Pour l’officier américain, les taliban auraient « pris le dessus » en Afghanistan, et cela, à quelques jours de l’élection présidentielle. En effet, les insurgés tentent maintenant des opérations qui vont au-delà de leur sphère d’influence traditionnelle, c’est à dire dans les provinces du nord et de l’ouest du pays, jusque là relativement épargnées par les violences.
Sans écarter l’hypothèse que le général McChrystal ait tenu ces propos alarmistes dans le but d’obtenir davantage de moyen, de maintenir la mobilisation des alliés et de faire pression sur des pays comme le Canada, qui semble ne pas vouloir revenir sur sa décision de se retirer son contingent de Kandahar à partir de 2011, le fait est que l’activité des taliban et de leurs alliés s’intensifie depuis plusieurs mois, à mesure que l’échéance électorale du 20 août approche.
Alors que les militaires américains ont lancé une grande offensive dans le Helmand (opération « Coup de Poignard ») au début du mois de juillet, les insurgés en ont profité pour infiltrer Kandahar, selon le général McChrystal. Il faut dire que cette ville du sud afghan a toujours été le fief des taliban. Mais cela prouve que ces derniers savent toujours s’adapter aux situations nouvelles, même si, encore faut-il le rappeler, ils subissent des pertes importantes.
Cela étant, une nouvelle stratégie va être mise en place en Afghanistan. Elle consistera avant tout à sécuriser les populations civiles, tout en leur apportant une aide à leur développement économique, afin de « gagner les coeurs et les esprits ». Il est à noter que les militaires français déployés dans le pays appliquent déjà en partie cette façon d’opérer sur le terrain et c’est la raison pour laquelle ils obtiennent des résultats intéressants, notamment en vallée d’Alasaï.

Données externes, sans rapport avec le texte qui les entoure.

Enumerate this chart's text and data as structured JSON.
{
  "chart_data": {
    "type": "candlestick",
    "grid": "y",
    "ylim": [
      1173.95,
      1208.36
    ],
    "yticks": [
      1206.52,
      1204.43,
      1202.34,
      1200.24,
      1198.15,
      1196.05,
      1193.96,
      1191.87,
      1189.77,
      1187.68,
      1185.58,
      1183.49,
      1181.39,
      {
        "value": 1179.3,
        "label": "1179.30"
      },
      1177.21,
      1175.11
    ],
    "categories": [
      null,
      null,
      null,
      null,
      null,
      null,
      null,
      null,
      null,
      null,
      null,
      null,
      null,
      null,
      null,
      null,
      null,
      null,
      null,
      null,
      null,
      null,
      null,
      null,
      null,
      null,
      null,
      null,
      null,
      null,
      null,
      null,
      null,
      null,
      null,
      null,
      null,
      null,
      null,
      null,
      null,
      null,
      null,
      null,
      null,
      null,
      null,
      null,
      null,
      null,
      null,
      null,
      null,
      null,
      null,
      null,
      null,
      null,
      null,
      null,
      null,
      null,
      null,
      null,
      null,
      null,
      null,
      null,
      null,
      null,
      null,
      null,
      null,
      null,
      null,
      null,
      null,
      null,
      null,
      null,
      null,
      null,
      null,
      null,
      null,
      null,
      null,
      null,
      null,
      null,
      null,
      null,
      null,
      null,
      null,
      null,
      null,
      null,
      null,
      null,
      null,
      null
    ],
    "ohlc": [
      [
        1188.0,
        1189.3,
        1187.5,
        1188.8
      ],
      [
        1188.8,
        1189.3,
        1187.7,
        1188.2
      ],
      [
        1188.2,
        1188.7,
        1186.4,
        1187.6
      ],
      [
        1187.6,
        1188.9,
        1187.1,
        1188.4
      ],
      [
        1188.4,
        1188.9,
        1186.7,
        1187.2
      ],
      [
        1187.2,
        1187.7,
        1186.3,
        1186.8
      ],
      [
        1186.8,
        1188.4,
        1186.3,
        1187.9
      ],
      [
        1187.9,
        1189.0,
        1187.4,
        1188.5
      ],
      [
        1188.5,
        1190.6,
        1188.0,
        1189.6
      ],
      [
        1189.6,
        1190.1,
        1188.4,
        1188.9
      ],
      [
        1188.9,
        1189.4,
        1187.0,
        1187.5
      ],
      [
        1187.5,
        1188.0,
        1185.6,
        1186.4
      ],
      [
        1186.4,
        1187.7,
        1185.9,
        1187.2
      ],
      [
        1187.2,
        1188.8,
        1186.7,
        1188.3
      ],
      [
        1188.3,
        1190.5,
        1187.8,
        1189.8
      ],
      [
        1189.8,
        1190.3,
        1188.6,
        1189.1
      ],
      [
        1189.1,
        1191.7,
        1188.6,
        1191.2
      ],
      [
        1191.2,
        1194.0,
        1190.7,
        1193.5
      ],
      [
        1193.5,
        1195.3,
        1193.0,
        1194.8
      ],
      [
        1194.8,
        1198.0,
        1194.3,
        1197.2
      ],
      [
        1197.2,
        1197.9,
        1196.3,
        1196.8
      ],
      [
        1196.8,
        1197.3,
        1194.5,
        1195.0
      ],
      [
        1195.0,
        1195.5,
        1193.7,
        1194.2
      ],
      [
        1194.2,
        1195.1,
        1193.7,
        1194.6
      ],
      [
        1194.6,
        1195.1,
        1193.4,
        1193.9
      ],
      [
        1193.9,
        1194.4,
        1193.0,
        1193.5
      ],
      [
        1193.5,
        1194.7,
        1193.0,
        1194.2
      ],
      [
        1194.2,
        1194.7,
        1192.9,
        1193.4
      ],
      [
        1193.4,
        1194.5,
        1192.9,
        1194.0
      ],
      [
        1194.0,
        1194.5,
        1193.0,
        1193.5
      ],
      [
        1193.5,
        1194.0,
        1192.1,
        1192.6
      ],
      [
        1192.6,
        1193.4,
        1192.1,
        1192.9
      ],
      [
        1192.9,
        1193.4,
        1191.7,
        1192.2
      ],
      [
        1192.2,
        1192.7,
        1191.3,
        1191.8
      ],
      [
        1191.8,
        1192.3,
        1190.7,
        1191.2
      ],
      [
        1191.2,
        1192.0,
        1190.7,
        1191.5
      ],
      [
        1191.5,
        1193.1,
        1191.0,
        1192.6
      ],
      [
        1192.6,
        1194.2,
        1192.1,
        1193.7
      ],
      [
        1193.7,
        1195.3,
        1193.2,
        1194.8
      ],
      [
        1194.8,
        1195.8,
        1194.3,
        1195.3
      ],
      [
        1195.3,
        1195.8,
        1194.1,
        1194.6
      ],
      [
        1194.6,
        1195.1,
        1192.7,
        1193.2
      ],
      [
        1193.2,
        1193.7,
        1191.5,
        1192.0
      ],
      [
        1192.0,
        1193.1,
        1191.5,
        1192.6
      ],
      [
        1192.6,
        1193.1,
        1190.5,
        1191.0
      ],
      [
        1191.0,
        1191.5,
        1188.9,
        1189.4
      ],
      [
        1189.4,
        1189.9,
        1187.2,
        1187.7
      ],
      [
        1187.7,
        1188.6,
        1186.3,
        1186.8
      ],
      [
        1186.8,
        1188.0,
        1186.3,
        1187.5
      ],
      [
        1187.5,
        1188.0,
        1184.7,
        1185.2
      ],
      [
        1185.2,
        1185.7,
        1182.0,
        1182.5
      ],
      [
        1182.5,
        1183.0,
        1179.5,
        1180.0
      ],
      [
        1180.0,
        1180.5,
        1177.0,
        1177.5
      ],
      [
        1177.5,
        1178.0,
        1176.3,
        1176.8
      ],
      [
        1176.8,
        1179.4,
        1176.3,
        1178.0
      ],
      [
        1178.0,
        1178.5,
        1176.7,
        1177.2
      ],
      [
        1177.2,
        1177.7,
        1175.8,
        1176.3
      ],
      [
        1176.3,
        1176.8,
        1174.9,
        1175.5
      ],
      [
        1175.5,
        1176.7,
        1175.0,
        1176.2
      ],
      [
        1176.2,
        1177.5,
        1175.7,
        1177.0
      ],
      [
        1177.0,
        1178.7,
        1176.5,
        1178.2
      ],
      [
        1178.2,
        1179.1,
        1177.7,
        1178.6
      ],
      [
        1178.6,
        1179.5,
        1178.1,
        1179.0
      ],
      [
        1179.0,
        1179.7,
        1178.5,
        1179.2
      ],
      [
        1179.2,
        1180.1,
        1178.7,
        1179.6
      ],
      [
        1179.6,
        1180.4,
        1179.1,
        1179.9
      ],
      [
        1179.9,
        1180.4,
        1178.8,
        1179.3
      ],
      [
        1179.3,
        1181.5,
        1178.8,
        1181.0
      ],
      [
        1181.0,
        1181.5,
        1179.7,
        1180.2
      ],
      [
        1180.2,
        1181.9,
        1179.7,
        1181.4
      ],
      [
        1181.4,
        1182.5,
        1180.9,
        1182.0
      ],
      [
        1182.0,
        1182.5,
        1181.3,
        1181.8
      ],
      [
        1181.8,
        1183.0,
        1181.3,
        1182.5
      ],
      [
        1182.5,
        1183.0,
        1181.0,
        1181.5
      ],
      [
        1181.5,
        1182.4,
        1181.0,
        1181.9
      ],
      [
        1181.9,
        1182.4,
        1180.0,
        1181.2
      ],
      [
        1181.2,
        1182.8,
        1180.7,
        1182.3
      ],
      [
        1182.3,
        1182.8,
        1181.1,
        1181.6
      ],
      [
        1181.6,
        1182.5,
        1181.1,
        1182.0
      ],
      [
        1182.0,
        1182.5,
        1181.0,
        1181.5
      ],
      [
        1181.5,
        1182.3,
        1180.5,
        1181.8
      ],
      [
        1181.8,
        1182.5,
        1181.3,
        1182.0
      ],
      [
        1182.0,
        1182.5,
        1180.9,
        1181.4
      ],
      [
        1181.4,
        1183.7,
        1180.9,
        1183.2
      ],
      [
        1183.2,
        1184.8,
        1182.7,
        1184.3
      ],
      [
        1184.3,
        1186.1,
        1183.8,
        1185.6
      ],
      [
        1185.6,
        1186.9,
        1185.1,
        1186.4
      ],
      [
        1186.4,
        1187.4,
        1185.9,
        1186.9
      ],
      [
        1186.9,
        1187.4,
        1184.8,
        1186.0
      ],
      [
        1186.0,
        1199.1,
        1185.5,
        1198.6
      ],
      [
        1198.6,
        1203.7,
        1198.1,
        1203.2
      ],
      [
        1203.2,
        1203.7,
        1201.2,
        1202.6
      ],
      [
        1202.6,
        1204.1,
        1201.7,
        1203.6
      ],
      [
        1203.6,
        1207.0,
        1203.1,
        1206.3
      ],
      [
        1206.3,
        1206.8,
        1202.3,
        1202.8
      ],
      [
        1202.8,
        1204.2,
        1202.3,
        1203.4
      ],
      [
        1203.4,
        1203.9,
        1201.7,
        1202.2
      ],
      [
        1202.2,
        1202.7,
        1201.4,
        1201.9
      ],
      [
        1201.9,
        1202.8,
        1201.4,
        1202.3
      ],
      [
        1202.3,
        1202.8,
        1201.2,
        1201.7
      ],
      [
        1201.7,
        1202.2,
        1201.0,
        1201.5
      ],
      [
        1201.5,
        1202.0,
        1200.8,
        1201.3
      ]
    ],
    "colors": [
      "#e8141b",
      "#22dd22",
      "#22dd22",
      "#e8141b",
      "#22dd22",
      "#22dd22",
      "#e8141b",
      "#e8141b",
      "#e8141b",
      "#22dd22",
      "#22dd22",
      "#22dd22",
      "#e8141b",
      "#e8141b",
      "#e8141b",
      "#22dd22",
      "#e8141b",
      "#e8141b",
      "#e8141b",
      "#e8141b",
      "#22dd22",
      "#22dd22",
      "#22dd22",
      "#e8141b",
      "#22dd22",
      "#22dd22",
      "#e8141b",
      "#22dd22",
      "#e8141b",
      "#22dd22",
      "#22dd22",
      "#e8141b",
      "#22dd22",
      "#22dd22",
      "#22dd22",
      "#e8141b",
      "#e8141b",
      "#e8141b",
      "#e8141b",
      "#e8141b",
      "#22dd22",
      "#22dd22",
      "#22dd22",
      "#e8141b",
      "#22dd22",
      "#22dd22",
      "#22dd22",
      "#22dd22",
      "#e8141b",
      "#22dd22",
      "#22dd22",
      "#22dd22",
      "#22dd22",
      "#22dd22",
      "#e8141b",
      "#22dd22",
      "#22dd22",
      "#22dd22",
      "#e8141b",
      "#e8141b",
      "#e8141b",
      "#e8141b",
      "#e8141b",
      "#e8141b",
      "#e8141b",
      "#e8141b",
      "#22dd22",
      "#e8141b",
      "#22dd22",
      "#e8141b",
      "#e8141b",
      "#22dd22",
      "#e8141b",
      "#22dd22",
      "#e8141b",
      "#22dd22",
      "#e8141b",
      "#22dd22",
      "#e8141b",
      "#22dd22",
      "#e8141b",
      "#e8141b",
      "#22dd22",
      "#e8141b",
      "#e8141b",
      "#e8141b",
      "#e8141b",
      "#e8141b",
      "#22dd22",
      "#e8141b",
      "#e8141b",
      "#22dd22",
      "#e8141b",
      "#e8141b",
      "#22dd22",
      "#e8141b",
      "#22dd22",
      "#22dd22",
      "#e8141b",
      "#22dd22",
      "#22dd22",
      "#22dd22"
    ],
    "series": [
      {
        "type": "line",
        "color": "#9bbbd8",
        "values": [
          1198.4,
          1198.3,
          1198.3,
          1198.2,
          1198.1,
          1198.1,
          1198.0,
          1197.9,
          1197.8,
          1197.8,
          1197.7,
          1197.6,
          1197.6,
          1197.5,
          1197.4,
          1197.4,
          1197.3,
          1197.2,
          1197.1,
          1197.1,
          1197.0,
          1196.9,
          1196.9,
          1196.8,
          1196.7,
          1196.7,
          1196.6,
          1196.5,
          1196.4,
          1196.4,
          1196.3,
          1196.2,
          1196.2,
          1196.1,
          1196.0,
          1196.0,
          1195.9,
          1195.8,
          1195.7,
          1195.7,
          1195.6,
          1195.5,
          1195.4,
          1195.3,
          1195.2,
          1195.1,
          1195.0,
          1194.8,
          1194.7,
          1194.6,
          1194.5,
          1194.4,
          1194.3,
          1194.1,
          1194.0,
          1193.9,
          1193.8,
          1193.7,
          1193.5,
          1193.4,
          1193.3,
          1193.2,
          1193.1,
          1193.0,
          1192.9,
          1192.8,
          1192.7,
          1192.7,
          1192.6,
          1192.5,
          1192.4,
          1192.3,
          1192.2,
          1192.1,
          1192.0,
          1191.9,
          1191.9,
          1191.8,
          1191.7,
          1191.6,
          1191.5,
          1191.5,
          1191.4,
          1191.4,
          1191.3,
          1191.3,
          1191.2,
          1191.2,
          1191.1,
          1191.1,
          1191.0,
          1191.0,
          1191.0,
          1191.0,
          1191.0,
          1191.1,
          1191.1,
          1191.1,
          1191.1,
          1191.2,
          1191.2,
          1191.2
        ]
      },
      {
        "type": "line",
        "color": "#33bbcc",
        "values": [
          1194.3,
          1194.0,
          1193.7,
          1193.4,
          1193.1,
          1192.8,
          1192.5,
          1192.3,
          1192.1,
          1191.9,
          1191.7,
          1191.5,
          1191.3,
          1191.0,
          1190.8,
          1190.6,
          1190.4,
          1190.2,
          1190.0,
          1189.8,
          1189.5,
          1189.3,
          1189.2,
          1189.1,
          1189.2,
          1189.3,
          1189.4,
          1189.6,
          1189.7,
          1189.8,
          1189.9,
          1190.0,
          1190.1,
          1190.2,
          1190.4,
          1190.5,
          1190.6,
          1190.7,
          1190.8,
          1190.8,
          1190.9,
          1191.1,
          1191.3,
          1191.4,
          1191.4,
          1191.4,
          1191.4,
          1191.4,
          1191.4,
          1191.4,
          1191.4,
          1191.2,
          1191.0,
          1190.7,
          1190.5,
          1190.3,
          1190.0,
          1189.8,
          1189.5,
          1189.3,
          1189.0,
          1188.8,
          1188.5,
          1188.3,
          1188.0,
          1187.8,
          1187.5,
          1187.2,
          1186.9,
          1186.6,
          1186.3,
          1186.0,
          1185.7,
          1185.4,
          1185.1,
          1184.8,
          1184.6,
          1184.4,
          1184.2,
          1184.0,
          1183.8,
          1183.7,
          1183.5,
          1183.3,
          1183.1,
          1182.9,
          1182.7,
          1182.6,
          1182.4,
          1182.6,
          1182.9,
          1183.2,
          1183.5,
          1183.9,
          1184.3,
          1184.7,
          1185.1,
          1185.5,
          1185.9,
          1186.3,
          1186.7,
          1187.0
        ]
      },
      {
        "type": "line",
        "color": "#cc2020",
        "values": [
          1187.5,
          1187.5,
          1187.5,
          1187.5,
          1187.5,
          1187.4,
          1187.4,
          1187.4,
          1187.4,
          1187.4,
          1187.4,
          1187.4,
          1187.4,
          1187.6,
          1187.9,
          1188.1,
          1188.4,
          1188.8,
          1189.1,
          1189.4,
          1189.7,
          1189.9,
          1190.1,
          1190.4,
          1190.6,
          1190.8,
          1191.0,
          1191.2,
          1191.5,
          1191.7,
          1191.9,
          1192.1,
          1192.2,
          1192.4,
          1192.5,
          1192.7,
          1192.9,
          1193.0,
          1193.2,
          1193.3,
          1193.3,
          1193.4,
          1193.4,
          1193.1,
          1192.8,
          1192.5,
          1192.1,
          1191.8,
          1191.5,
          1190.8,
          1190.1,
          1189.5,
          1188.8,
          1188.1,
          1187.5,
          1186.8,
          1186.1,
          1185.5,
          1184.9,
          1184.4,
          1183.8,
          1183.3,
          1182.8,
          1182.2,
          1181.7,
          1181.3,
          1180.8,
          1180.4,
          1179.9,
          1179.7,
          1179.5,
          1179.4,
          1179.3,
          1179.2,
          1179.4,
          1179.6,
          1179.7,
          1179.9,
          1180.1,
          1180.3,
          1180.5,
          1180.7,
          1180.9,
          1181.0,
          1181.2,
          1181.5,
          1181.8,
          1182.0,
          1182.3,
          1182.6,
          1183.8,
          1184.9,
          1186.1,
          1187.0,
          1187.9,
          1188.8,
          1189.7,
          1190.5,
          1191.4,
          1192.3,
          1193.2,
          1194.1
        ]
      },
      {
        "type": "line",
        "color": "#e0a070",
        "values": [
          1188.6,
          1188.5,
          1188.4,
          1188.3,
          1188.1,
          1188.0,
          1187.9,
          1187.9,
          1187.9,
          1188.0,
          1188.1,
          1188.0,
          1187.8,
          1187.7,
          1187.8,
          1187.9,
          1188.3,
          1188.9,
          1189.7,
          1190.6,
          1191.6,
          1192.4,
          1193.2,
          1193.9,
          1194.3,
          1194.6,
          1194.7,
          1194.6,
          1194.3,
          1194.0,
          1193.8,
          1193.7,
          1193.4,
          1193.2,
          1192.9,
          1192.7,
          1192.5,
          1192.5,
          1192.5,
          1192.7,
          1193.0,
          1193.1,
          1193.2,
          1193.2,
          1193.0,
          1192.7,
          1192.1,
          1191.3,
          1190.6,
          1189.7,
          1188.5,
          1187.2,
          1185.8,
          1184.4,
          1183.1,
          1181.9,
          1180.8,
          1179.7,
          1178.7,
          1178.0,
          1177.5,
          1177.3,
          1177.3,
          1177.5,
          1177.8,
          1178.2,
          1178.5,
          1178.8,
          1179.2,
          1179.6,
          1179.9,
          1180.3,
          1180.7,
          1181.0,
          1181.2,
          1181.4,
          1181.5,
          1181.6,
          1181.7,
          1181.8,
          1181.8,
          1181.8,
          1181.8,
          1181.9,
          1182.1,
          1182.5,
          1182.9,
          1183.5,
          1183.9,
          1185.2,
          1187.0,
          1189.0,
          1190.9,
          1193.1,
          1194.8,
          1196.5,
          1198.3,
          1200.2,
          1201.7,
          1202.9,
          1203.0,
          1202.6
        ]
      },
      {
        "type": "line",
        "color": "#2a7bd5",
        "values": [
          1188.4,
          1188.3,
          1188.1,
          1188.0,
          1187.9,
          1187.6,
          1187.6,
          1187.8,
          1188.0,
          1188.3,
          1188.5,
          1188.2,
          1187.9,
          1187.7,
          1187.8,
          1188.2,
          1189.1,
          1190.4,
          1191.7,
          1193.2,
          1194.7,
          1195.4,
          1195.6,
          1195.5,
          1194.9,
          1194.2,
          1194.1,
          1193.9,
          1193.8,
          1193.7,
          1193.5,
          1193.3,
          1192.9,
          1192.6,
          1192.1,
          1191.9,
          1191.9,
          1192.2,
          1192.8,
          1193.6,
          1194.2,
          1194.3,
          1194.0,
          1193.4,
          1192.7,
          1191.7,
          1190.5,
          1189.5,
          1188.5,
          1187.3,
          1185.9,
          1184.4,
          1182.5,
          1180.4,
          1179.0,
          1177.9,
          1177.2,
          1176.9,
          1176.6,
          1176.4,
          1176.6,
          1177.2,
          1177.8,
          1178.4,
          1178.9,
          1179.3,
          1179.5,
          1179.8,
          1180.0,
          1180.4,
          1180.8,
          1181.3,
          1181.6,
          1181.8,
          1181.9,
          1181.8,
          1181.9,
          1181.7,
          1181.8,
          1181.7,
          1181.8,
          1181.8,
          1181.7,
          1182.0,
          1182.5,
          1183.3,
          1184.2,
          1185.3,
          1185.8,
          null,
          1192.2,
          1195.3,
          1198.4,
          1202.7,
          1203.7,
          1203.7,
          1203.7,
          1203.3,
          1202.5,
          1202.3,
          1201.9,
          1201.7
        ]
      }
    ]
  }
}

La première force des taliban est de savoir tirer parti des erreurs de leurs adversaires. Au Pakistan, la faiblesse et le manque de détermination des autorités d’Islamabad à combattre les extrêmistes religieux a conduit à négocier un accord prévoyant l’entrée en vigueur de la charia (loi islamique) dans la vallée de Swat. Loin d’apaiser leur appétit, les taliban locaux en ont profité pour s’infiltrer dans les district voisin et progresser ainsi jusqu’à une centaine de kilomètres de la capitale pakistanaise.
Dans le sud de Afghanistan, et notamment dans la province du Helmand, les taliban ont su exploiter les erreurs de l’opération Enduring Freedom, qui avait la responsabilité de la région avant que l’ISAF en prenne le commandement en 2006. Avant cette date, la priorité était à la traque des éléments résiduels d’al-Qaïda par les forces spéciales, sans se préoccuper de faire adhérer la population civile au nouveau régime mis en place à Kaboul sous l’égide du président afghan Hamid Karzaï.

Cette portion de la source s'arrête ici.